À cinquante ans de distance, l’année 1973 apparaît comme une année tournant, un moment charnière où la vague d’expansion capitaliste et le grand développement des luttes sociales et anti-impérialistes qui l’avait accompagnée cèdent progressivement la place à la crise économique et à une dégradation des rapports sociaux, permettant une nouvelle offensive des classes dominantes et de l’impérialisme.

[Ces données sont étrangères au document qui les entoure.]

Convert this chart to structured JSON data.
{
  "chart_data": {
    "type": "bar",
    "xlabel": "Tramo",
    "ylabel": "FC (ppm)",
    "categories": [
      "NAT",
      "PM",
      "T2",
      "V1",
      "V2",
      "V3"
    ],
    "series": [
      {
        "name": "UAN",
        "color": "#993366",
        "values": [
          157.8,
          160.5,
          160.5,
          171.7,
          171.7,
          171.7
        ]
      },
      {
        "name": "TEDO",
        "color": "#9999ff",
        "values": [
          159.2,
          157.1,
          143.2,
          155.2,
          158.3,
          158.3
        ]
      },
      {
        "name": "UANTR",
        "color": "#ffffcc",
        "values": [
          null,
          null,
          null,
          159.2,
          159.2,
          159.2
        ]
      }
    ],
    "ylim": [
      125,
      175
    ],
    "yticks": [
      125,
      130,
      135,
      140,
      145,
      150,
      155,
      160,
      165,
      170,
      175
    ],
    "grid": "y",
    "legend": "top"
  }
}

L’année 1973 se situe dans la continuité des « années 1968 », dont elle constitue l’acmé. En France, le taux de syndicalisation ne cesse de croître depuis 1958, pour atteindre 3,2 millions de syndiquéEs en 1968, puis 3,9 millions en 1973, avant de pousser jusqu’à 4 millions en 1975, un plafond jamais plus atteint depuis.
Des luttes puissantes, sans autre débouché que le réformisme
Les grèves et mouvements sociaux se multiplient dans les entreprises et dans la jeunesse, se caractérisent par une nouvelle auto-organisation des luttes, qui déborde le cadre des organisations traditionnelles. LIP reste le symbole de cet essor des luttes ouvrières et de leur prise en main par les travailleurEs, ouvrant des perspectives concrètes de construction d’un authentique socialisme.
Pour être très fortes, les luttes peinent toutefois à être victorieuses. Malgré un déferlement sans précédent des lycéenEs dans les rues, le mouvement contre la loi Debré n’obtient finalement rien. Les grandes luttes, qui se prolongent jusqu’en 1974, avec les grèves à la poste et dans le secteur bancaire, permettent des mobilisations historiques, mais les gains restent minimes. Si les coordinations se développent, elles ne débouchent pas non plus sur un nouveau syndicalisme, tandis que la gauche révolutionnaire, pulvérisée dans une multitude d’organisations, s’avère incapable d’unifier dans un front commun les dizaines de milliers de jeunes qui se tournent vers elle. La gauche réformiste en profite, puisque le programme commun de gouvernement, signé en 1972 par le PCF, le PS et le Mouvement des radicaux de gauche s’impose comme le seul débouché crédible pour le mouvement de masse.
Le réarmement de l’impérialisme
Le début de l’année 1973 est marqué par les accords de Paris, qui scellent la victoire des communistes vietnamiens sur les États-Unis. Cet événement, d’une portée considérable, est une victoire majeure pour les peuples en lutte contre le colonialisme et l’impérialisme. Elle constitue aussi une nouvelle étape de l’expansion du bloc soviétique, qui peut désormais s’étendre dans toute l’Indochine. Elle ouvre enfin la porte aux aspirations nouvelles du « tiers monde » à un nouvel équilibre mondial.
Pour autant, l’année 1973 est aussi celle du coup d’État au Chili, une victoire majeure pour Kissinger et Nixon qui étaient décidés à enrayer militairement la progression du castrisme dans leur jardin latino-américain. À l’initiative de la CIA, les armées instaurent dans toute l’Amérique latine des régimes de contre-guérilla : après la Bolivie en 1971 et l’Équateur en 1972, la dictature militaire s’installe en 1973 en Uruguay comme au Chili, avant de s’étendre au Pérou en 1975 et en Argentine en 1976. Ce réarmement de l’impérialisme est facilité par le discrédit croissant du modèle soviétique, qui perd progressivement la force propulsive que lui avaient donnée la révolution d’Octobre et la victoire sur le nazisme.
Tournant économique et nouvelles aspirations
Affaibli par la baisse des taux de profit, mais aussi par les limites d’une croissance extensive que révèle le premier choc pétrolier, le capitalisme est à la recherche d’un nouveau souffle. Les « Chicago boys » de Milton Friedman ouvrent une nouvelle voie et trouvent dans le Chili de Pinochet un pays pionnier et, en profitant de la politique de répression et de désarmement du mouvement ouvrier que Pinochet met en place, y proposent une nouvelle politique de dérégulation, que le gouvernement chilien met en place dès le printemps 1975, ouvrant au capital de nouvelles et fructueuses perspectives d’accumulation.
Le capital n’est pas le seul à rêver d’un nouveau monde. Le rassemblement à l’été 1973 de toutes les contestations sur le plateau du Larzac témoigne aussi de la force des nouvelles aspirations à un autre monde, qui ne s’incarne évidemment pas dans le modèle néolibéral des États-Unis de Nixon, mais pas non plus dans la grisaille du bureaucratisme soviétique que personnifie Brejnev. C’est de ces nouvelles aspirations que participe l’essor des idées autogestionnaires que la CFDT parvient alors bien à canaliser, mais aussi celles du mouvement féministe qui se développe avec la fondation en avril 1973 du MLAC (Mouvement pour la liberté de l’avortement et de la contraception).